The legal withdrawal process is identical for IEP and non-IEP students. There is no special form, no additional approval, no separate channel for special education families.

Under RSA 193-A:2, parents must notify their chosen "participating agency" before or at the commencement of home education. The notification is a written notice of intent, not a request for permission.

Step 1: Choose your participating agency. New Hampshire gives parents a choice among three options: the local superintendent, the NH Department of Education Commissioner, or the principal of a licensed private school. For IEP families who anticipate ongoing contact with the district for evaluation or Services Plan purposes, the local superintendent is typically the right choice — it keeps the relationship open. For families who want to minimize district contact entirely, the DOE Commissioner provides distance.

Step 2: File your written notice of intent. Your notice must include your child's name and age, a statement that you intend to provide home education under RSA 193-A, and the start date. Send it via certified mail with return receipt requested. Do not wait for acknowledgment before beginning instruction — the notification is required at or before commencement, not in advance of it.
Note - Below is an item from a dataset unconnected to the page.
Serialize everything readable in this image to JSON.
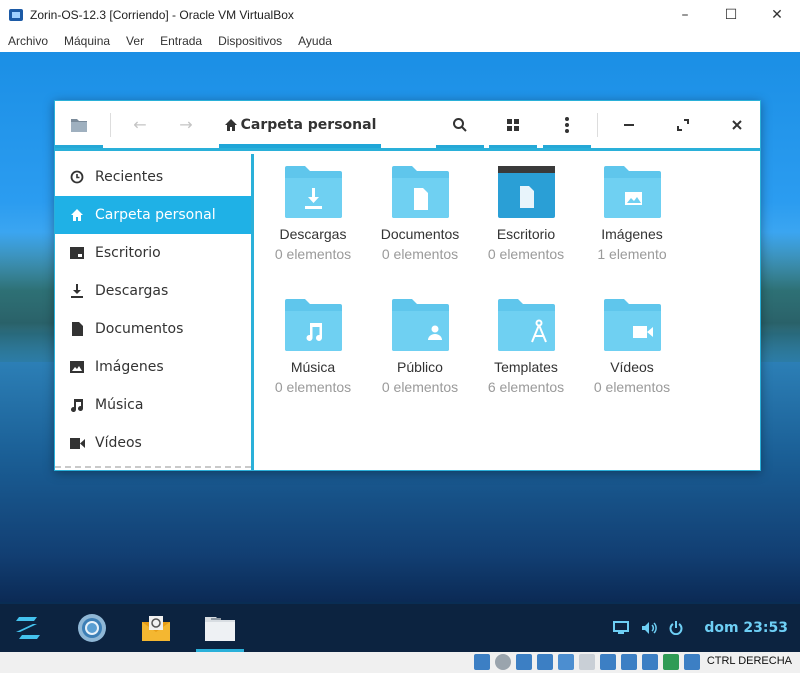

Step 3: Notify any district service providers. Contact the district's special education department to formally notify them that your child is withdrawing from enrollment and will no longer receive district-funded services. This creates a clean record. Request copies of all educational records under FERPA — evaluations, IEPs, progress notes, and any prior written notices. These records are your property and are useful if you ever re-enroll your child or seek services from private providers.

Step 4: Decide whether to request a Services Plan. If you want the district to evaluate your child for eligibility and potentially provide limited services, submit that request in writing at the same time as or shortly after your withdrawal notice. The district must respond within 60 days.


The New Hampshire Legal Withdrawal Blueprint includes the written notice of intent template used for IEP families, a records request letter formatted for FERPA compliance, and a guide to the Services Plan evaluation process — including what to request and what to realistically expect from your district.

The Harder Calculation

Withdrawing a child with significant support needs means taking on real financial and logistical responsibility. Private speech therapy in New Hampshire runs roughly $120–$200 per session. OT can cost similar rates. Families without strong insurance coverage or Medicaid eligibility will feel this.

Some families find that private therapies in a quiet, one-on-one environment are more effective than what the district provided through pull-out sessions in a busy school building. Others find the cost unsustainable and return to the public system after a year or two. The right decision depends on an honest assessment of what the district was actually delivering, what the home environment can provide, and what private services are available in your region of New Hampshire.

The parents who regret the withdrawal decision are usually those who made it without knowing what came next. The parents who don't regret it are those who went in with a plan — even an imperfect one — for replacing what the district had been providing.